Rust Memory Management Cheat Sheet

Every Rust struct you write is a memory layout decision.

The kind of thing I wish I had a clear reference for when I was staring at perf output wondering why my “simple” struct was blowing cache lines. So I made one.

Most engineers never think about it. But the compiler does.

Struct Field Reordering

Take a struct with fields: u8, u64, i8, i64, i32.

In C with #[repr(C)], that’s 36 bytes. Padding scattered between fields because the compiler must preserve your field order.

In Rust? 24 bytes. Same fields. The compiler reordered them — largest alignment first, packing b:u64 and d:i64 together, then e:i32, then the small types. 33% smaller. And it’s not just about size — putting those two 64-bit fields adjacent enables SIMD vectorization. movdqu + paddq processing 2×64bit in parallel. That reordering is doing more work than most “optimizations” people spend days on.

This is the kind of thing that compounds.

Vec<T> Layout

Vec<T> is 24 bytes on the stack — pointer, capacity, length — pointing to a contiguous heap buffer. 8 elements of i64 = 64 bytes = exactly one cache line. The compiler can generate vectorized code paths when your data aligns to cache lines. Your data layout is literally shaping the assembly.

String vs &str

&str is a 16-byte fat pointer — just borrowing UTF-8 data. String is 24 bytes — same as Vec because it wraps Vec<u8>. Know when you need ownership vs borrowing and you stop allocating for no reason.

The Two-Tier Allocation Problem

Vec<String> is where it gets expensive. Two-tier heap allocation — 1 allocation for the Vec’s buffer of String structs, then N separate allocations for each String’s contents. N+1 allocations total. N+1 deallocations on drop. This is why Vec<&str> exists and why arena allocators matter.

Dynamic Dispatch

dyn Trait — every trait object is a 16-byte fat pointer: data pointer + vtable pointer. That vtable holds drop, size, align, then your methods at known offsets. Every method call is jmp [vtable + offset]. No inlining. No devirtualization.
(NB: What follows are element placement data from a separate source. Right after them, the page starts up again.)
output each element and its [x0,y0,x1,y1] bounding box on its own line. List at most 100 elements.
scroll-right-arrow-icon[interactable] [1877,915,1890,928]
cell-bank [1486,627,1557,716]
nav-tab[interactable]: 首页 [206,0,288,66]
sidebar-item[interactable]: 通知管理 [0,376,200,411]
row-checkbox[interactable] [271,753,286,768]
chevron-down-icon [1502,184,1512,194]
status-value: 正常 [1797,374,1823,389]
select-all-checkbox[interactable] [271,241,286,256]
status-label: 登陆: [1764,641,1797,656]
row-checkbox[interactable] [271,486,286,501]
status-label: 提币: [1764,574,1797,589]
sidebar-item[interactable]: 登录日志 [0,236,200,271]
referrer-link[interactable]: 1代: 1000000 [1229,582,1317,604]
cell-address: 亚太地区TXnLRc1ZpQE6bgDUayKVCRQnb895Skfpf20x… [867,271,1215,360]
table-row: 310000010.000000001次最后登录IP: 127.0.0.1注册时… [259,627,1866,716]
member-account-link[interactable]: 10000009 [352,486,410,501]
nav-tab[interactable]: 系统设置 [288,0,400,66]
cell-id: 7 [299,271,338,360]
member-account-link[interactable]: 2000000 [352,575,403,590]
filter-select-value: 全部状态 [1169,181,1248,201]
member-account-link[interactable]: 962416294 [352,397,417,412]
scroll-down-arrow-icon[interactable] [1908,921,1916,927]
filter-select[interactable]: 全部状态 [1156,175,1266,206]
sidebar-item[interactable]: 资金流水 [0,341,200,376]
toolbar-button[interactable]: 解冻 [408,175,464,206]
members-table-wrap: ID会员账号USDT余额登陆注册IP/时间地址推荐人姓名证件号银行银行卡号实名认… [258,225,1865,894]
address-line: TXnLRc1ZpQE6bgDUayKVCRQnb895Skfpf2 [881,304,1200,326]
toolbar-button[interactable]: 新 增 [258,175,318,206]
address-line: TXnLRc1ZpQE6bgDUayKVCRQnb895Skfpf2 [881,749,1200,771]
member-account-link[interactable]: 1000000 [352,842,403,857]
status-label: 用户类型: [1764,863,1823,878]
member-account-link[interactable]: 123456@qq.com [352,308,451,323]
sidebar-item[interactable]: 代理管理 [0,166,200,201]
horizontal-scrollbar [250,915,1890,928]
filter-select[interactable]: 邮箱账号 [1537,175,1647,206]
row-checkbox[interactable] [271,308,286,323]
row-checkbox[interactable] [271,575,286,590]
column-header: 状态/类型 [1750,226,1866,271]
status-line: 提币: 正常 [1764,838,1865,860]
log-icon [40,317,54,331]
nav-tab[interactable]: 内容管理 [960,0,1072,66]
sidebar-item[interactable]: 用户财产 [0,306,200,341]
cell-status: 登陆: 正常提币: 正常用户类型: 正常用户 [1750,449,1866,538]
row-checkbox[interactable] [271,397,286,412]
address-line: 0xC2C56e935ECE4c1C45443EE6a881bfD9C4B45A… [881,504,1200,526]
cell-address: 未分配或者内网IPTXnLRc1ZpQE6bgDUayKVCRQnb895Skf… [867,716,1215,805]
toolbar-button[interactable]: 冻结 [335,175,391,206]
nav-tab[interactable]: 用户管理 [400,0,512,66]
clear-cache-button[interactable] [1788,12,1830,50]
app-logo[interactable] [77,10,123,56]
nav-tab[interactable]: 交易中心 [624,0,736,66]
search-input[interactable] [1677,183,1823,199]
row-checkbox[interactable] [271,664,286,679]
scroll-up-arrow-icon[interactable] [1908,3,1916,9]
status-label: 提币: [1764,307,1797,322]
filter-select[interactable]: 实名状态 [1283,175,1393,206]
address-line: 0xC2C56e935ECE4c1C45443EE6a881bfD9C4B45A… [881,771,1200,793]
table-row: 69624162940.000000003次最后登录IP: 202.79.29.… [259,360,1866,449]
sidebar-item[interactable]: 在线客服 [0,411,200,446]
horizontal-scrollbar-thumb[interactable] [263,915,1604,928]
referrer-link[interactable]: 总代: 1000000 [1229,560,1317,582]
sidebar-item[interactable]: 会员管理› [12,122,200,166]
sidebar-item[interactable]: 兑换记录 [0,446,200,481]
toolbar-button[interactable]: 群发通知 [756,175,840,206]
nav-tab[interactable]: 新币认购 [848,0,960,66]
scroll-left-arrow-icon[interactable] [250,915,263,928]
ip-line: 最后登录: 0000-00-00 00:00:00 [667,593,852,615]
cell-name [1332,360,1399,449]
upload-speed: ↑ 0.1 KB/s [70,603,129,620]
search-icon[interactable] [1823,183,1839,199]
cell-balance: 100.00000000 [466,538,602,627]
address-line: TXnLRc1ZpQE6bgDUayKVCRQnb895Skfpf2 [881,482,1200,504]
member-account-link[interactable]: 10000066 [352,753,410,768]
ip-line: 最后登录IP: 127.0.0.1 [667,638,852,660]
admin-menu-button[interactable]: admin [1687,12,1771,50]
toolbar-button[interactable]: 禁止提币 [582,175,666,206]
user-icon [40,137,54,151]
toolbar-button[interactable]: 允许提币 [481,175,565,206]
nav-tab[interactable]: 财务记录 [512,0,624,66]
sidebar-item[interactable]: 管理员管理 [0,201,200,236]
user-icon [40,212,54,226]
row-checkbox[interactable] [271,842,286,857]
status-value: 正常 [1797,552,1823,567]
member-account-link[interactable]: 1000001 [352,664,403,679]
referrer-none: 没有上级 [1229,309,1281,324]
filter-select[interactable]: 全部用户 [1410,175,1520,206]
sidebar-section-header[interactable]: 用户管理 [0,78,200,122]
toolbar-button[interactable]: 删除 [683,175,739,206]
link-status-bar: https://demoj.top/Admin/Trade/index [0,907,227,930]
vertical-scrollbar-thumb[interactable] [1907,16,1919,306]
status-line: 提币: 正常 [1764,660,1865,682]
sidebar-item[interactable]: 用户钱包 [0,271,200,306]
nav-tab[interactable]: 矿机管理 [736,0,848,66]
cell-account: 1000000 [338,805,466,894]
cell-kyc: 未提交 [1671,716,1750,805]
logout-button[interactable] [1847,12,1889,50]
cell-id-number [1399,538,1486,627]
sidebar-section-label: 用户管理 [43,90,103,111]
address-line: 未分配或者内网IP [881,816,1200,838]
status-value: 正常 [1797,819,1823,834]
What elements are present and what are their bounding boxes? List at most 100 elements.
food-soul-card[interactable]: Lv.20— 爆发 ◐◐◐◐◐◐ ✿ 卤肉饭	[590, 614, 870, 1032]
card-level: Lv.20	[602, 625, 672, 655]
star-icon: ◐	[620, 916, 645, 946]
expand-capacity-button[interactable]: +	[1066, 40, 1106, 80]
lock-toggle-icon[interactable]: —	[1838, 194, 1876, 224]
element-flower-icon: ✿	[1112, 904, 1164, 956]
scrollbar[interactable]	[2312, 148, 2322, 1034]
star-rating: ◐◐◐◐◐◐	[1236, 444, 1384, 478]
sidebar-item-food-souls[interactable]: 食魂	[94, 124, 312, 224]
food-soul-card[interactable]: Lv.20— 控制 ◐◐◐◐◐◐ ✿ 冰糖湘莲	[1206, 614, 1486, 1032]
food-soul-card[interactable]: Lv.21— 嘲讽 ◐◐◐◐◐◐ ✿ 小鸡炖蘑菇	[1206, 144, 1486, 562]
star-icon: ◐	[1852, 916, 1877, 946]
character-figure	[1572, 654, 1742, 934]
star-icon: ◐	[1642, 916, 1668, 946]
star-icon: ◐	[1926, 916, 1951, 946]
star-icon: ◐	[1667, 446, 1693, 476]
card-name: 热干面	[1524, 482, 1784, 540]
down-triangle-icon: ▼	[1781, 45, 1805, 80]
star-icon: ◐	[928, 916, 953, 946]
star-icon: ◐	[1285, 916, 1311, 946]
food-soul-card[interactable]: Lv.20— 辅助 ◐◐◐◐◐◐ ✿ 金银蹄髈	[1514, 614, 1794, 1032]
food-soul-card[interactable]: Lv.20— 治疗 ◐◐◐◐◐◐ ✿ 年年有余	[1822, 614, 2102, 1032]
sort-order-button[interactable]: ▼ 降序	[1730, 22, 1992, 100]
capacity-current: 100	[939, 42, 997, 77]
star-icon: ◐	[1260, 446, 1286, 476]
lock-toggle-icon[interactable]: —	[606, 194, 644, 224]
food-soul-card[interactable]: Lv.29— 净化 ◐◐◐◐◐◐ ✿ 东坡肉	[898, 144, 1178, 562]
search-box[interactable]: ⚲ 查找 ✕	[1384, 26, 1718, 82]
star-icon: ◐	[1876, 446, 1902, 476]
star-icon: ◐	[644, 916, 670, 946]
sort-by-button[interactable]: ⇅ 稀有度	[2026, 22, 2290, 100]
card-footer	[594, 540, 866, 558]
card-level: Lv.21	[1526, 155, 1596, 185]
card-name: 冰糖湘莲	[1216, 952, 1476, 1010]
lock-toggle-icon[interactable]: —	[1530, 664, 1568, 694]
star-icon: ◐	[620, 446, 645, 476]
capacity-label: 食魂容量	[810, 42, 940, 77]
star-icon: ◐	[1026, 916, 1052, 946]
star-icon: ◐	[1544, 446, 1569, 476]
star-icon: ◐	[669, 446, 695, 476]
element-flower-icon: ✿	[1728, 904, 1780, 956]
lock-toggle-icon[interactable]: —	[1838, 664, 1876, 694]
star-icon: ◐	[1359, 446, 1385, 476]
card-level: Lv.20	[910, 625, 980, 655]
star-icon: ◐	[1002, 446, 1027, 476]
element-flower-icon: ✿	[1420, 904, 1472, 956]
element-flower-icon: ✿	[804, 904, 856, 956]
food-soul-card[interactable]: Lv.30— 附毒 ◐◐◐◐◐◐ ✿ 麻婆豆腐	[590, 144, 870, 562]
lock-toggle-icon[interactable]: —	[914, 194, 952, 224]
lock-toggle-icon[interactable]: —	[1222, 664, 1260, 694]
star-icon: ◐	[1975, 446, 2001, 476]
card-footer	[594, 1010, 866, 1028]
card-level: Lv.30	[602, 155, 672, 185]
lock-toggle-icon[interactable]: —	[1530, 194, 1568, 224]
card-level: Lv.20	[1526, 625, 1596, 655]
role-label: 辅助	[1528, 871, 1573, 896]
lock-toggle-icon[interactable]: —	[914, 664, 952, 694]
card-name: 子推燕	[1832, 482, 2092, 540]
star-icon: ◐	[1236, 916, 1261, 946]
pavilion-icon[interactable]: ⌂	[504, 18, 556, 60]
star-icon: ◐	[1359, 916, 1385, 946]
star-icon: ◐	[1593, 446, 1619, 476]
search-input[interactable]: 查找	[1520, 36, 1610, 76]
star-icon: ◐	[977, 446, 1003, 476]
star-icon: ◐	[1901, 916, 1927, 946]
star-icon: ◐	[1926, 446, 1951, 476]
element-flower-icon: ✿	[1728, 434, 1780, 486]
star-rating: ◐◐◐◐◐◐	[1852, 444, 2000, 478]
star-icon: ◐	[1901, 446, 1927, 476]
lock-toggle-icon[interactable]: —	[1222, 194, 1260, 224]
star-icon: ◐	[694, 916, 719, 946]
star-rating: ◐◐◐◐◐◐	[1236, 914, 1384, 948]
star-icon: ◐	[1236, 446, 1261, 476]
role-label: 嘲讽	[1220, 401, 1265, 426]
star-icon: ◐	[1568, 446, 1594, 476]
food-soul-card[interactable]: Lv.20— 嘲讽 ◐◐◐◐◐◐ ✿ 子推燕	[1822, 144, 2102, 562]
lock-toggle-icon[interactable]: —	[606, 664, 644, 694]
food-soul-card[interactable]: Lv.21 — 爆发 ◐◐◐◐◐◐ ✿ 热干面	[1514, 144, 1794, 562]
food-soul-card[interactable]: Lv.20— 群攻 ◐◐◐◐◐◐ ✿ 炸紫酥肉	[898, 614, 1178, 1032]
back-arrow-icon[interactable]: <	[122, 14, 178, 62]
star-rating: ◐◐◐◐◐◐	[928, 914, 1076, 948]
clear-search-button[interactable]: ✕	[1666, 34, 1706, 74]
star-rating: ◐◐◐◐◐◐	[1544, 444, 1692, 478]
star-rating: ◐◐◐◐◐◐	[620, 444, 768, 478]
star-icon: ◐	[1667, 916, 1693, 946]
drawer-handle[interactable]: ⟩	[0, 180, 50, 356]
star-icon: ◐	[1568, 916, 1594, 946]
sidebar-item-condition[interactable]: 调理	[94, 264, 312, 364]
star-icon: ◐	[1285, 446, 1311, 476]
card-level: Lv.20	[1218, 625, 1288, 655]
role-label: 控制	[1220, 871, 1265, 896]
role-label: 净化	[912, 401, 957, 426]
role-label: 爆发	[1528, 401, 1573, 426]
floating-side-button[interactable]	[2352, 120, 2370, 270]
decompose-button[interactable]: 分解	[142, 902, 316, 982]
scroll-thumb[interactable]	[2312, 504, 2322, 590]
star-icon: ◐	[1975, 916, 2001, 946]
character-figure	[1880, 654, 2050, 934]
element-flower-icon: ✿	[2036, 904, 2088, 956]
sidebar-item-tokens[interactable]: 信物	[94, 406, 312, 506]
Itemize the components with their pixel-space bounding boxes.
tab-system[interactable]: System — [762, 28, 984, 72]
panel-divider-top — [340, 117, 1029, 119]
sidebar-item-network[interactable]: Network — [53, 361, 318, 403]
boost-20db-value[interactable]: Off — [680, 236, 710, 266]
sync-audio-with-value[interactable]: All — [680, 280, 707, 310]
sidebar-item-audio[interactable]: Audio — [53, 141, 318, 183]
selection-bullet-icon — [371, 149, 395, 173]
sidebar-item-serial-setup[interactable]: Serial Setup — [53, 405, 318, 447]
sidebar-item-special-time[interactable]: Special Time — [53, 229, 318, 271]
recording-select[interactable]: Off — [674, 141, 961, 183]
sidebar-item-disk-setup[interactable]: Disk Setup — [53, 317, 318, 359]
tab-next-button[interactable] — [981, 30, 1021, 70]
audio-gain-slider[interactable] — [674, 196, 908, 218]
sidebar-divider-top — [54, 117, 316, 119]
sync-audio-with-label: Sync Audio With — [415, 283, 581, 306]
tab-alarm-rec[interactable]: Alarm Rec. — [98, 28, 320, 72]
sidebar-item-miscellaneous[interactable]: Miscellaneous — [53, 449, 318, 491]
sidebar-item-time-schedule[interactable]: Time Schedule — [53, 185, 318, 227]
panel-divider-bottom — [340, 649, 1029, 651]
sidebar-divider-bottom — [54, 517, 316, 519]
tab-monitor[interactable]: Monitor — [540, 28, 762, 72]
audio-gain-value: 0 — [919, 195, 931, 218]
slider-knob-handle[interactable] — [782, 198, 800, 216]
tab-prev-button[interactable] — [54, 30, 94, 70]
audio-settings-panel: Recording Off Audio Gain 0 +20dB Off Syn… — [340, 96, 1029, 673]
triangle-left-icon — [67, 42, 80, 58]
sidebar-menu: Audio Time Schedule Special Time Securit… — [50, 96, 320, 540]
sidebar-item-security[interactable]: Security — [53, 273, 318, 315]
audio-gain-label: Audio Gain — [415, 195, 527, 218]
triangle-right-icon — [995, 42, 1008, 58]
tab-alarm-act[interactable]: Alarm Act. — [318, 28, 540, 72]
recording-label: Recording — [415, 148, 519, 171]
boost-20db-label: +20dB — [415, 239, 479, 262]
You’re trading static dispatch performance for runtime flexibility, and that’s fine — as long as it’s a conscious choice.

None of this is hidden knowledge. It’s all in the compiler output if you look. But I got tired of reconstructing it every time, so I made the visual cheat sheet above that maps out the actual byte-level layouts — alignment rules, field reordering, Vec/String internals, smart pointers, vtable dispatch, and the two-tier allocation pattern.